Он вскинул руку ей на плечи, похлопал по спине и произнес, заглядывая прямо в ее отчаянные черно-смоляные глаза:
– Запомни, я тебя никогда никому не дам в обиду! Всегда буду защищать, понимаешь? Ничего не бойся!
– Я и не боюсь, – буркнула она, пряча от брата восторженный взгляд.

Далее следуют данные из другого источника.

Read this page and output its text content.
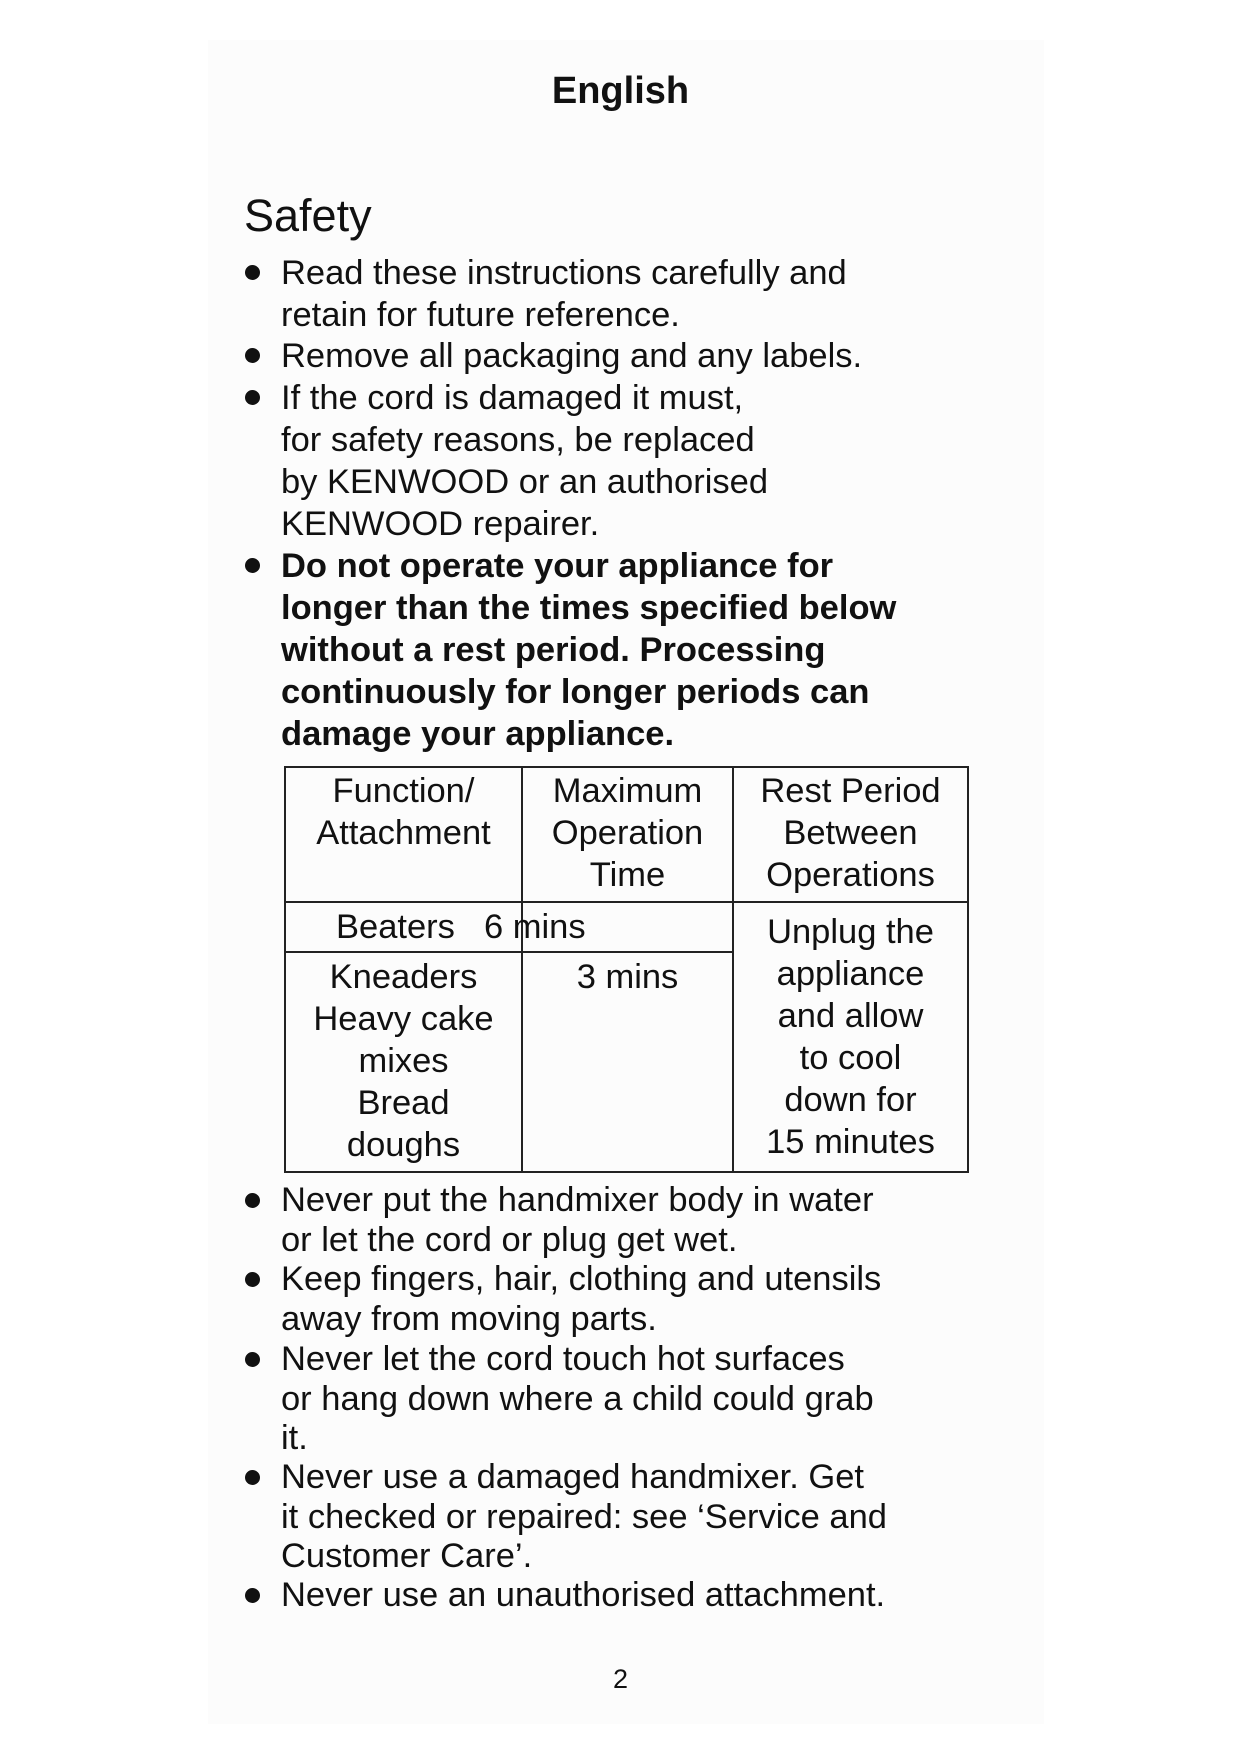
English
Safety
Read these instructions carefully and
retain for future reference.
Remove all packaging and any labels.
If the cord is damaged it must,
for safety reasons, be replaced
by KENWOOD or an authorised
KENWOOD repairer.
Do not operate your appliance for
longer than the times specified below
without a rest period. Processing
continuously for longer periods can
damage your appliance.
Function/
Attachment
Maximum
Operation
Time
Rest Period
Between
Operations
Beaters 6 mins
Kneaders
Heavy cake
mixes
Bread
doughs
3 mins
Unplug the
appliance
and allow
to cool
down for
15 minutes
Never put the handmixer body in water
or let the cord or plug get wet.
Keep fingers, hair, clothing and utensils
away from moving parts.
Never let the cord touch hot surfaces
or hang down where a child could grab
it.
Never use a damaged handmixer. Get
it checked or repaired: see ‘Service and
Customer Care’.
Never use an unauthorised attachment.
2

Квартира номер 25 когда-то принадлежала родовитой генеральше. Бездетная генеральша, занимавшая вдвоем с высокопоставленным военным супругом все двенадцать комнат, не считая кухни и комнаты прислуги, была склонна к меланхолии и в своих гигантских пустынных апартаментах мучительно скучала. Свершившаяся вскоре Октябрьская революция позаботилась о том, чтобы скучать генеральше больше не пришлось, превратив квартиру в коммуналку и загнав некогда законную владелицу, муж которой к тому времени сгинул уже где-то на полях Гражданской, в бывшую швейную комнату, помещавшуюся в самом конце коридора у туалета. Там старуха и коротала свои дни, к концу жизни окончательно выжила из ума и пугала других обитателей коммуналки, выныривая изредка из своей кельи, вцепляясь куриной лапкой в рукав кого-нибудь из соседей и вопрошая на прекрасном французском, не случалось ли им видеться по вторникам у княжны Бельской. В середине пятидесятых она умерла, в бывшую швейную заселили алкоголика Петьку, и из воспоминаний о прежней хозяйке в двадцать пятой квартире осталась лишь грубо замазанная побелкой лепнина на высоких потолках.
Квартира же жила своей жизнью, шумной, скандальной, вонючей, нелепой, отвратительной – одним словом, коммунальной. На кухне у страшных, закопченных, в пятнах отколотой эмали плит хлопотали тетки в халатах и бигуди, по коридору на трехколесном раздолбанном велосипеде вечно разъезжал чей-нибудь сопливый отпрыск, мягко врезаясь в торчащий из-под майки живот слесаря Иван Палыча, в бывшей генеральшиной столовой у трехстворчатого окна бренчали на фортепьяно приходящие к пианистке Лилечке Штольц ученики. Кто-то постоянно получал двойки, уходил в армию, женился, скандалил, водил любовниц, рожал детей, ездил на дачу, закатывал помидоры в пятилитровые банки, нянчился с внуками, умирал и выезжал из квартиры под надсадный вой хрипатого оркестра, в обтянутом шелком деревянном ящике.